Şimdi, Levent Tüzel arkadaşımız örneğinden yola çıkarak “HDP bir bileşen partisi değil, bağlayıcı nitelikli kararlar alan homojen bir yapıya kavuşturulmalıdır, herkes temsil ettiği siyasi çevreyi bir kenara bırakıp HDP’lilik bilinci oluşturulmalıdır” eğilimi ortaya çıkarsa, bu HDK ile HDP arasındaki açıyı bir kez daha açacak ve HDK’yi işlevsiz, HDP’yi ise kuruluş amacından farklı bir niteliğe kavuşturacaktır. Burada nitelik kelimesinin altını kalın olarak çiziyoruz. İhtiyaç şudur. Kürt Özgürlük Hareketi, DBP veya oluşturulacak başka bir partiyle HDK bileşeni olmalıdır. HDK’nin parti olarak platformu HDP olmalıdır. Çeşitli siyasetlerden ayrılarak, ilişiğini keserek HDP’li bağımsız politik kişilikler olarak HDP’de görev yapan kadro ve yöneticiler, karar mekanizmalarına HDK’de bağımsız politik bireyler olarak katılmalıdır. HDP’de bağımsızlık kavramı olmamalıdır, HDK kararlarına bağımlılık olmalıdır. Bu yaklaşım, HDK bileşeni olan bağımsız bireylerin HDP’de çalışmalarının, görev almalarının önünde bir engel değildir. Bu durumda HDK ve HDP Eş sözcü ve başkanlarının aynı arkadaşlar olması da bir sakınca doğurmayacaktır. HDK ve HDP’de aynı konularda ayrı komisyonlar oluşturulmasına gerek kalmayacak, yerel çalışma ve örgütlenme çalışmaları HDK bünyesinde yürütülecek, yerel, merkezi ve parlamenter siyasi temsil HDP üzerinden olacaktır. Bu durumda HDK’nin daha da genişleyerek, gerek toplumsal gerekse de siyasi temsil anlamında yerel meclislerinin oluşması ve oluşmasının ötesinde gelişme perspektifi ile örgütlenme çalışmalarının başarılı olması sağlanabilecektir.

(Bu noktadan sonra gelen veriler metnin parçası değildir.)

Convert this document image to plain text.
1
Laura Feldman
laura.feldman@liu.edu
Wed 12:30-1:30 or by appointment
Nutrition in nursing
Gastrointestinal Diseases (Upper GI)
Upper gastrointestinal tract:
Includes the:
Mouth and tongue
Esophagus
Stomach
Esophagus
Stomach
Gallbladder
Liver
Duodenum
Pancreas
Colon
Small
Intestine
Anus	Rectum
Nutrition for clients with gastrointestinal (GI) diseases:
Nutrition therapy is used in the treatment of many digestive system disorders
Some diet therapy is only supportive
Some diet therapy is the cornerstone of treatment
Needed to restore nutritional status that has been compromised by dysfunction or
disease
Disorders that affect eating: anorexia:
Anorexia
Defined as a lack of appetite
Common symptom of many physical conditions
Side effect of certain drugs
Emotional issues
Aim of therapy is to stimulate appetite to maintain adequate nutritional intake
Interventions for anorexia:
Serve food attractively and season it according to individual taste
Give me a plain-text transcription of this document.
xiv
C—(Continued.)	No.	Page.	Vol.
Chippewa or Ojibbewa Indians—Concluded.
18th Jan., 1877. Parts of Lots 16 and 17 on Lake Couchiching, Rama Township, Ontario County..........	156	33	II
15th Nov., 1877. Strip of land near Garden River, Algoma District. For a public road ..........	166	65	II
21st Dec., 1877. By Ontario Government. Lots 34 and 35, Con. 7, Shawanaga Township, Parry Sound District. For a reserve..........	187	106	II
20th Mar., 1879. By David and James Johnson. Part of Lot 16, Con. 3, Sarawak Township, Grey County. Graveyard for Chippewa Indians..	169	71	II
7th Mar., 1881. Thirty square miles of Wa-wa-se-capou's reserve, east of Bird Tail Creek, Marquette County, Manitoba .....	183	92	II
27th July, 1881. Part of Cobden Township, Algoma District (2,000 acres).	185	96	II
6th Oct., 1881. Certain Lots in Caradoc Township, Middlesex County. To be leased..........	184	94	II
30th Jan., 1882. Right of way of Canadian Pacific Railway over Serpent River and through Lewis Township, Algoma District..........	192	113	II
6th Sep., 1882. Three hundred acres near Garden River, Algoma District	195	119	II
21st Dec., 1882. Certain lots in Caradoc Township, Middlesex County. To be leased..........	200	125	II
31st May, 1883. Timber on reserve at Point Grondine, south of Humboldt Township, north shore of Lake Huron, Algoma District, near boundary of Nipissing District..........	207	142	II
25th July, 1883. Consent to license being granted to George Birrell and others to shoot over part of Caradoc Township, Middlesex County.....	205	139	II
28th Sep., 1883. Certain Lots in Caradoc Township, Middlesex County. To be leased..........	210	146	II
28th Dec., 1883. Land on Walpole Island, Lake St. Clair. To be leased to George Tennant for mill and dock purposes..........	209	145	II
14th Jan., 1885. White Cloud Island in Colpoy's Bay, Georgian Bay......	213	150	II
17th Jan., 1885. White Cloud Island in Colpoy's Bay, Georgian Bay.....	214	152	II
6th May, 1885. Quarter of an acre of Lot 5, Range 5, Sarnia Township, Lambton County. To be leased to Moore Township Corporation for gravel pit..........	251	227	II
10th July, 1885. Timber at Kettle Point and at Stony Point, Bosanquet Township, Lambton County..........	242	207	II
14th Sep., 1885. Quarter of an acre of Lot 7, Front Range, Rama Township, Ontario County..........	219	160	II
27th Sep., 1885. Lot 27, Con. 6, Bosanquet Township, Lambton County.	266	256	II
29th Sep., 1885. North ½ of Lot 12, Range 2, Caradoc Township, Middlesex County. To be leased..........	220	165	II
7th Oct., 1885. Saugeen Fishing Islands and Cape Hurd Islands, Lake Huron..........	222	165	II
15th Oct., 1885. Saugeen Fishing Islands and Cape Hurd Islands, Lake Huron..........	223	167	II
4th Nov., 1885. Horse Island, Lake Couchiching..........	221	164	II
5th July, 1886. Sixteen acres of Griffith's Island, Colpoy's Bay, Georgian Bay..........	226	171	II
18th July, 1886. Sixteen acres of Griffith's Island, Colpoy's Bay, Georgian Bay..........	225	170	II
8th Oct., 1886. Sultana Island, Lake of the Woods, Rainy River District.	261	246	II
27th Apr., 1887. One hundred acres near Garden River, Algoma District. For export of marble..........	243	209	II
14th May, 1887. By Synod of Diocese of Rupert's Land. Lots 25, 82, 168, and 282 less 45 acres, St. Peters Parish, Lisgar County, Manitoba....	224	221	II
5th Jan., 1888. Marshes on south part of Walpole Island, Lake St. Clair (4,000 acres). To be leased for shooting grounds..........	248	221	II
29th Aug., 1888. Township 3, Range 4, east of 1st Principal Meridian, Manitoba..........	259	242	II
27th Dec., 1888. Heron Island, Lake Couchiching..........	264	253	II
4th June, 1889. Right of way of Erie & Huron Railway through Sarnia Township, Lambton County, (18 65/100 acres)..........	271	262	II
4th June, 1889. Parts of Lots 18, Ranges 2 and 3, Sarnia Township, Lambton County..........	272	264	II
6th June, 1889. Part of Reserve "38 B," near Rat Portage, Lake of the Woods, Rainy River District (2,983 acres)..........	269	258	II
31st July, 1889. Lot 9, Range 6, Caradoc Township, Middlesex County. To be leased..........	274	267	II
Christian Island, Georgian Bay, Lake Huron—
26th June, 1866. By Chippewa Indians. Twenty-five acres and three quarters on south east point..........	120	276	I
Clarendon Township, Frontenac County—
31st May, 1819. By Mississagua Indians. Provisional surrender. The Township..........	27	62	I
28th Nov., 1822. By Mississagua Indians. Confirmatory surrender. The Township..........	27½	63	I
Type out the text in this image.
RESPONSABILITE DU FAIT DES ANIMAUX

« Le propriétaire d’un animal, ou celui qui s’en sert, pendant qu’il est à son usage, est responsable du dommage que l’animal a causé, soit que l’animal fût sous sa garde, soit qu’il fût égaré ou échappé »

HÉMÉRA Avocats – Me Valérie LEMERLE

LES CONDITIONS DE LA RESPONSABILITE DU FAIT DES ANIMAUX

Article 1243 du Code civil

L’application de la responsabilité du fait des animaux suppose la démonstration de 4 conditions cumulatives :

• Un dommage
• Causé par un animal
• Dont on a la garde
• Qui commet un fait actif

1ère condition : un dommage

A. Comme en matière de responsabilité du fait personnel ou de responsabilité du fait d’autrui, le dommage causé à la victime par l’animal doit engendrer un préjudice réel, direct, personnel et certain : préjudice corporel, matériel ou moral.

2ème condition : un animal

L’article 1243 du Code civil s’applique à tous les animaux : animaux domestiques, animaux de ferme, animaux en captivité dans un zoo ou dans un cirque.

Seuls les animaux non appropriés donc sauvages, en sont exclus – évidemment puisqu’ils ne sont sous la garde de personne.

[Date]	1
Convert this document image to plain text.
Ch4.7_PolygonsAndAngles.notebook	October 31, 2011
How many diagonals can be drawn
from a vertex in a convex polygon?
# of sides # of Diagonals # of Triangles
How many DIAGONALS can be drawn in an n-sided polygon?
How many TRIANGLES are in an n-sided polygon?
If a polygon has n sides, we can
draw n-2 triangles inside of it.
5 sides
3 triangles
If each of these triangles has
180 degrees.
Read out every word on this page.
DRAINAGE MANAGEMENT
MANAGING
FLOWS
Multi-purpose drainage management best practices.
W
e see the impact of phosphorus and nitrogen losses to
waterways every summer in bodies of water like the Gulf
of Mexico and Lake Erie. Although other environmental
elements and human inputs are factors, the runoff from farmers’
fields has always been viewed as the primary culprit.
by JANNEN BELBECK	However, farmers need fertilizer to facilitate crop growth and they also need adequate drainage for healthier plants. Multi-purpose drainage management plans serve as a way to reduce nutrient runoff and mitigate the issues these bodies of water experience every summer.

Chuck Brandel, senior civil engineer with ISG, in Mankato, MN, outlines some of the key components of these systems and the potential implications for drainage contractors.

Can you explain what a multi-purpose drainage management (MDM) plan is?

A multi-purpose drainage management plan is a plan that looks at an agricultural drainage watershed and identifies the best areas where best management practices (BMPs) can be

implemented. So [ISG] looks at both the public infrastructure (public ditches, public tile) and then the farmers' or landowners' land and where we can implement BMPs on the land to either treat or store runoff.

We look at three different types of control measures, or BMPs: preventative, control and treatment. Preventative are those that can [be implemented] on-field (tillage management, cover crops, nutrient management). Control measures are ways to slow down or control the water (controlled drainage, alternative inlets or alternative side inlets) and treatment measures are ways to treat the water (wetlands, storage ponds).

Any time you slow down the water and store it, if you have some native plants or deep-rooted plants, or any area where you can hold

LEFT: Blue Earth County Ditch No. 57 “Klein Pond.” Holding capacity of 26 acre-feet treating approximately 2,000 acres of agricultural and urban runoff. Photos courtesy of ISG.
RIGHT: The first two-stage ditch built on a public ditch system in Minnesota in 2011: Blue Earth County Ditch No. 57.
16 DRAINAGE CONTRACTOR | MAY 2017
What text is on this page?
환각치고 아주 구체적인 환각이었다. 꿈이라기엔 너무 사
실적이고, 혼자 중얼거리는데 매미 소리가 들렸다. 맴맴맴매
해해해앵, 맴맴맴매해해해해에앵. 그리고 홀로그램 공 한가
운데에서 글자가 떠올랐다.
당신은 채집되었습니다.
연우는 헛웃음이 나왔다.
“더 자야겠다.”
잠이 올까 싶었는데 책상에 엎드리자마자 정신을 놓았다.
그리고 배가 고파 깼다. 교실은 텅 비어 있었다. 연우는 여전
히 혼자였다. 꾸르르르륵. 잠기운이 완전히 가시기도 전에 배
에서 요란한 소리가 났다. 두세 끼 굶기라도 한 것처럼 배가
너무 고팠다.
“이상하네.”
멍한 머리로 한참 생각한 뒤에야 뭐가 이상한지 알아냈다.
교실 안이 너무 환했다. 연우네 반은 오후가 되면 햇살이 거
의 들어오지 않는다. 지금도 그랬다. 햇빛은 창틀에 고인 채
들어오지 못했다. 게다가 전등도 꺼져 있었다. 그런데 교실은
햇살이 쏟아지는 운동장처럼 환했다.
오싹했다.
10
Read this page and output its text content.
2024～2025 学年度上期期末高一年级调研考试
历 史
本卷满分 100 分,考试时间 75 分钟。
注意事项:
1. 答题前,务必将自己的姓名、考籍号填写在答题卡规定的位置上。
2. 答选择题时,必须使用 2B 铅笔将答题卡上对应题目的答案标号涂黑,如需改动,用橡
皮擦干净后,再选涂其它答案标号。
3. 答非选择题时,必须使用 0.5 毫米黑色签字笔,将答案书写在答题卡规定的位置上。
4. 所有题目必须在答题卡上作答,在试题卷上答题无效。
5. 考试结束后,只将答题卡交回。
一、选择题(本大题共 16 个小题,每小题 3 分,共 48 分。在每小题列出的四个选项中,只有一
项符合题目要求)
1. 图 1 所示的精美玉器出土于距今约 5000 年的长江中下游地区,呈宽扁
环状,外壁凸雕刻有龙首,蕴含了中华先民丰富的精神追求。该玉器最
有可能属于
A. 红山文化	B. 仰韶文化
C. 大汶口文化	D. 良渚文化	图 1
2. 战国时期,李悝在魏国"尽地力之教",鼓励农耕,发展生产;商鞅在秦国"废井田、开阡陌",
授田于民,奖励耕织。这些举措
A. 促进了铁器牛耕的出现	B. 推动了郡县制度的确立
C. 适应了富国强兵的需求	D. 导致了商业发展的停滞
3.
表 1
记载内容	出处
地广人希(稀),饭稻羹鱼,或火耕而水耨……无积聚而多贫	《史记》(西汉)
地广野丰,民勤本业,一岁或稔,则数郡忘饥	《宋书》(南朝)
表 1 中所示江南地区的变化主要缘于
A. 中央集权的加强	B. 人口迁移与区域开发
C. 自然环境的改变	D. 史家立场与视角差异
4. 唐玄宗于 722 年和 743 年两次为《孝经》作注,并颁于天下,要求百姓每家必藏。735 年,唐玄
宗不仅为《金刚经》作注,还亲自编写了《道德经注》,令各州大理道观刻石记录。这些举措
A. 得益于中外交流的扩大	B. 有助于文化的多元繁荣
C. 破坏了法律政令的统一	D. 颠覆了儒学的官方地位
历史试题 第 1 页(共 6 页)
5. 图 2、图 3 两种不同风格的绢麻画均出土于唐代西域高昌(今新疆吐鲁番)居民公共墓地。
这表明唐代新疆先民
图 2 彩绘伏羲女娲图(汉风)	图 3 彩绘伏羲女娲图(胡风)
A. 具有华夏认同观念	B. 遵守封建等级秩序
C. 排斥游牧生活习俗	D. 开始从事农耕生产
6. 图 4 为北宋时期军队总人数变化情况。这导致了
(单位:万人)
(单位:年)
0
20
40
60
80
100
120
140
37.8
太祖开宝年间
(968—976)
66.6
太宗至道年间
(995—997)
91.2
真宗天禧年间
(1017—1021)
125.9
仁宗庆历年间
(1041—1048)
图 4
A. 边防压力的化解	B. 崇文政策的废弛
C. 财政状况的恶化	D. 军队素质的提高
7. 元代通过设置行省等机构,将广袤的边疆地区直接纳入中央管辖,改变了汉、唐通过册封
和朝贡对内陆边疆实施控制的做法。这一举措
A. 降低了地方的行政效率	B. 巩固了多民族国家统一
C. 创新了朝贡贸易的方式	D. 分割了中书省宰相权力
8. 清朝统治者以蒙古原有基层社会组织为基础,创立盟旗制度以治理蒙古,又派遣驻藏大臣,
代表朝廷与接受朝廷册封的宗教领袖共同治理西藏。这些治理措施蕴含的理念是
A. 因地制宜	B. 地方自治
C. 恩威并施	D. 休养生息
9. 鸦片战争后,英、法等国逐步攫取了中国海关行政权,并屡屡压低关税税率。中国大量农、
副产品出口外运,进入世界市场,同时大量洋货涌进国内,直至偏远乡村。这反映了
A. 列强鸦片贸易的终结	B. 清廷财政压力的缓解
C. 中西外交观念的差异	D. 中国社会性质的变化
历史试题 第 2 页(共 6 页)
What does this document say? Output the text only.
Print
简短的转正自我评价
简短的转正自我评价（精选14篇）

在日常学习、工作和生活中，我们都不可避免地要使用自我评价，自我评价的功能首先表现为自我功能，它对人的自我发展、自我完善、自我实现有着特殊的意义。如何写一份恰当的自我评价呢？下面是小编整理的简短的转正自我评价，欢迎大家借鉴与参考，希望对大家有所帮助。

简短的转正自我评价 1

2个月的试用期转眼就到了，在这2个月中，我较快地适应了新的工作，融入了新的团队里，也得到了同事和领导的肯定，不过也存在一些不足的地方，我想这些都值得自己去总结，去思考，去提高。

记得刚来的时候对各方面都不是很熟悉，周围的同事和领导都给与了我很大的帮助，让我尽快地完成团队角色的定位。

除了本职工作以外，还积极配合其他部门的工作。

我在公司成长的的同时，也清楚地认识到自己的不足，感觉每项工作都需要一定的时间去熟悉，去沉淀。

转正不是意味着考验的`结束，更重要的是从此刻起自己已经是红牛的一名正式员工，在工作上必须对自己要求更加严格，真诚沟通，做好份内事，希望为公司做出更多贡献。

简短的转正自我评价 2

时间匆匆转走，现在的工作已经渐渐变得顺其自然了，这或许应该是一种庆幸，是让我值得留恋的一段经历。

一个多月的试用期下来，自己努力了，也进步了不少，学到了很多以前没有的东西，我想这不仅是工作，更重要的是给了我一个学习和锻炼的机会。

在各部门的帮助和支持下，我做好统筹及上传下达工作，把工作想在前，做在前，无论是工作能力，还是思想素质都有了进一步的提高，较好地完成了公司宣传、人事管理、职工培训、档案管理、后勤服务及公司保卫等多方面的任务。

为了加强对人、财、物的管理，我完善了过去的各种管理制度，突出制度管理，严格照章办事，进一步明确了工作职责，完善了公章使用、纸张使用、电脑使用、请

Politika Gazetesi Yayın Kurulu, yerel temsilcileri ve çevresi, 1 Kasım seçimlerinde HDP’nin oy oranının artması için elinden gelen bütün çalışmaları gerçekleştirecektir. Aynı şekilde meşru 7 Haziran seçimlerinin yok sayılmasının bir sonucu olarak, sadece parlamento seçimlerini temel almamak gerektiği, aslolanın işçi sınıfının ve emekçi halkların yığınsal direnişinin örgütlenmesi olduğu gerçeğinden yola çıkarak HDK’nin yerellerde, semt ve mahallelerde, halk ve işçi meclislerinin oluşum ve gelişimine azami katkıyı verecektir. Aynı süreçte, amasız ve fakatsız olarak Kürt halkına karşı yürütülen savaşın karşısında olacak, asıl şimdi Kürt halkı ve özgürlük güçleri ile aktif dayanışmanın güçlendirilmesi için üzerine düşen siyasi görevleri yerine getirecektir. Bu temelde Barış Bloku içinde yürüttüğü çalışmaları güçlendirecek, yerel temsilciliklerimizin katkılarının artmasını sağlayacaktır. Barış Bloku’nun uluslararası alanda Barış Platformlarında temsilinin sağlanması için tüm ilişkilerini seferber edecektir. Politika Gazetesi soyut “ateşkes” çağrıları ile değil, Kürt halkına karşı yürütülen imha savaşına karşı meşru direnişin gerekçelerinin ortadan kaldırılması için barış mücadelesine somut katkı sunacaktır.